As a number of community initiatives are set to start for those with mental health and addiction challenges, Sault Ste. Marie’s mayor has reiterated the need for a safe consumption site in the community to complement them.
Mayor Matthew Shoemaker opened Tuesday’s SOYA Family Matters conference with remarks about the situation in Sault Ste. Marie.
The conference brought together speakers with lived experience, mental health and addiction support services and the general public to discuss the state of Sault Ste. Marie’s response.
In his remarks, Shoemaker said he is still working on his campaign promises to see a supervised consumption site open in the Sault, as well as advocating for a return of Sault Area Hospital’s concurrent disorders day treatment program.
Shoemaker said he has been ‘pounding the table' when speaking to MPP Ross Romano about the need for the return of the concurrent disorders day treatment program that was offered by Sault Area Hospital before it was unable to continue due to lack of funding.
“I think a supervised consumption site is a critical need for the community,” added Shoemaker.
In discussions with the mayor of Timmins, Shoemaker said it is clear the addition of a supervised consumption site has helped improve the situation in that city.
“Every person who has not overdosed, who has not died because they attended the supervised consumption site is an improvement for the situation there,” he said.
The most recent opioid statistics show the Algoma Public Health Unit has the fourth highest death rate in Ontario, with 42.4 deaths per 100,000. Only Thunder Bay, North Bay and the Northwestern Health Unit have worse rates for the most recent statistics, dated June 2022.

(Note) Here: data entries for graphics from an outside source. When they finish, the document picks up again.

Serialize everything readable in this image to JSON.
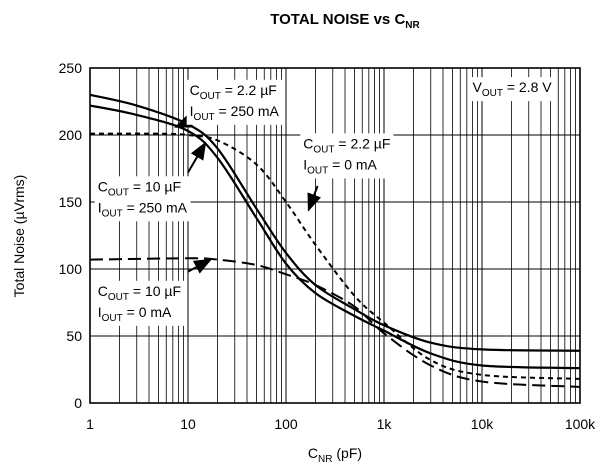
{
  "chart_data": {
    "type": "line",
    "title": {
      "main": "TOTAL NOISE vs C",
      "sub": "NR"
    },
    "xlabel": {
      "main": "C",
      "sub": "NR",
      "suffix": " (pF)"
    },
    "ylabel": "Total Noise (µVrms)",
    "x_scale": "log",
    "xlim": [
      1,
      100000
    ],
    "ylim": [
      0,
      250
    ],
    "grid": true,
    "x_ticks": [
      {
        "value": 1,
        "label": "1"
      },
      {
        "value": 10,
        "label": "10"
      },
      {
        "value": 100,
        "label": "100"
      },
      {
        "value": 1000,
        "label": "1k"
      },
      {
        "value": 10000,
        "label": "10k"
      },
      {
        "value": 100000,
        "label": "100k"
      }
    ],
    "y_ticks": [
      {
        "value": 0,
        "label": "0"
      },
      {
        "value": 50,
        "label": "50"
      },
      {
        "value": 100,
        "label": "100"
      },
      {
        "value": 150,
        "label": "150"
      },
      {
        "value": 200,
        "label": "200"
      },
      {
        "value": 250,
        "label": "250"
      }
    ],
    "series": [
      {
        "key": "s1",
        "style": "solid",
        "points": [
          [
            1,
            230
          ],
          [
            3,
            222
          ],
          [
            10,
            208
          ],
          [
            20,
            190
          ],
          [
            50,
            145
          ],
          [
            100,
            112
          ],
          [
            200,
            88
          ],
          [
            500,
            70
          ],
          [
            1000,
            58
          ],
          [
            3000,
            45
          ],
          [
            10000,
            40
          ],
          [
            100000,
            39
          ]
        ]
      },
      {
        "key": "s2",
        "style": "solid",
        "points": [
          [
            1,
            222
          ],
          [
            3,
            215
          ],
          [
            10,
            203
          ],
          [
            20,
            183
          ],
          [
            50,
            138
          ],
          [
            100,
            104
          ],
          [
            200,
            82
          ],
          [
            500,
            65
          ],
          [
            1000,
            54
          ],
          [
            3000,
            37
          ],
          [
            10000,
            28
          ],
          [
            100000,
            26
          ]
        ]
      },
      {
        "key": "s3",
        "style": "short-dash",
        "points": [
          [
            1,
            201
          ],
          [
            5,
            201
          ],
          [
            10,
            200
          ],
          [
            20,
            196
          ],
          [
            50,
            178
          ],
          [
            100,
            150
          ],
          [
            200,
            118
          ],
          [
            500,
            80
          ],
          [
            1000,
            60
          ],
          [
            3000,
            32
          ],
          [
            10000,
            21
          ],
          [
            100000,
            18
          ]
        ]
      },
      {
        "key": "s4",
        "style": "long-dash",
        "points": [
          [
            1,
            107
          ],
          [
            10,
            108
          ],
          [
            20,
            107
          ],
          [
            50,
            103
          ],
          [
            100,
            96
          ],
          [
            200,
            88
          ],
          [
            500,
            72
          ],
          [
            1000,
            52
          ],
          [
            3000,
            28
          ],
          [
            10000,
            16
          ],
          [
            100000,
            12
          ]
        ]
      }
    ],
    "annotations": [
      {
        "lines": [
          [
            "C",
            "OUT",
            " = 2.2 µF"
          ],
          [
            "I",
            "OUT",
            " = 250 mA"
          ]
        ],
        "text_at": [
          10.4,
          230
        ],
        "arrow_from": [
          11,
          211
        ],
        "arrow_to": [
          7.5,
          206
        ]
      },
      {
        "lines": [
          [
            "C",
            "OUT",
            " = 2.2 µF"
          ],
          [
            "I",
            "OUT",
            " = 0 mA"
          ]
        ],
        "text_at": [
          150,
          190
        ],
        "arrow_from": [
          210,
          162
        ],
        "arrow_to": [
          170,
          144
        ]
      },
      {
        "lines": [
          [
            "C",
            "OUT",
            " = 10 µF"
          ],
          [
            "I",
            "OUT",
            " = 250 mA"
          ]
        ],
        "text_at": [
          1.2,
          158
        ],
        "arrow_from": [
          10,
          172
        ],
        "arrow_to": [
          15,
          194
        ]
      },
      {
        "lines": [
          [
            "C",
            "OUT",
            " = 10 µF"
          ],
          [
            "I",
            "OUT",
            " = 0 mA"
          ]
        ],
        "text_at": [
          1.2,
          80
        ],
        "arrow_from": [
          10,
          98
        ],
        "arrow_to": [
          17,
          107
        ]
      },
      {
        "lines": [
          [
            "V",
            "OUT",
            " = 2.8 V"
          ]
        ],
        "text_at": [
          8000,
          232
        ],
        "arrow_from": null,
        "arrow_to": null
      }
    ]
  }
}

That number is almost three times the provincial average of 14.6 opioid-related deaths per 100,000. Many of the people living in communities with lower death rates have access to supervised consumption sites and other services not currently available in the Sault.
A supervised consumption site will not fix the opioid crisis in Sault Ste. Marie by itself, said Shoemaker, but it will complement other services like the soon-to-open Northway Wellness Centre and live-in youth treatment program, among others.
“We need every type of service we can get, we need every type of support, we need every type of group in the community to lend their skill and ability to this issue,” said Shoemaker. “Without it, our economy continues to lag, our families continue to suffer without it and we cannot achieve the greatness I know our community is able to achieve because there will always be that aspect of something that remains a crisis in our community.”
“I suspect there won’t be a day when we will be completely past it, but hopefully there will be a day when the numbers improve, the trend improves and we can say events like this and groups like SOYA have been a great success,” he added.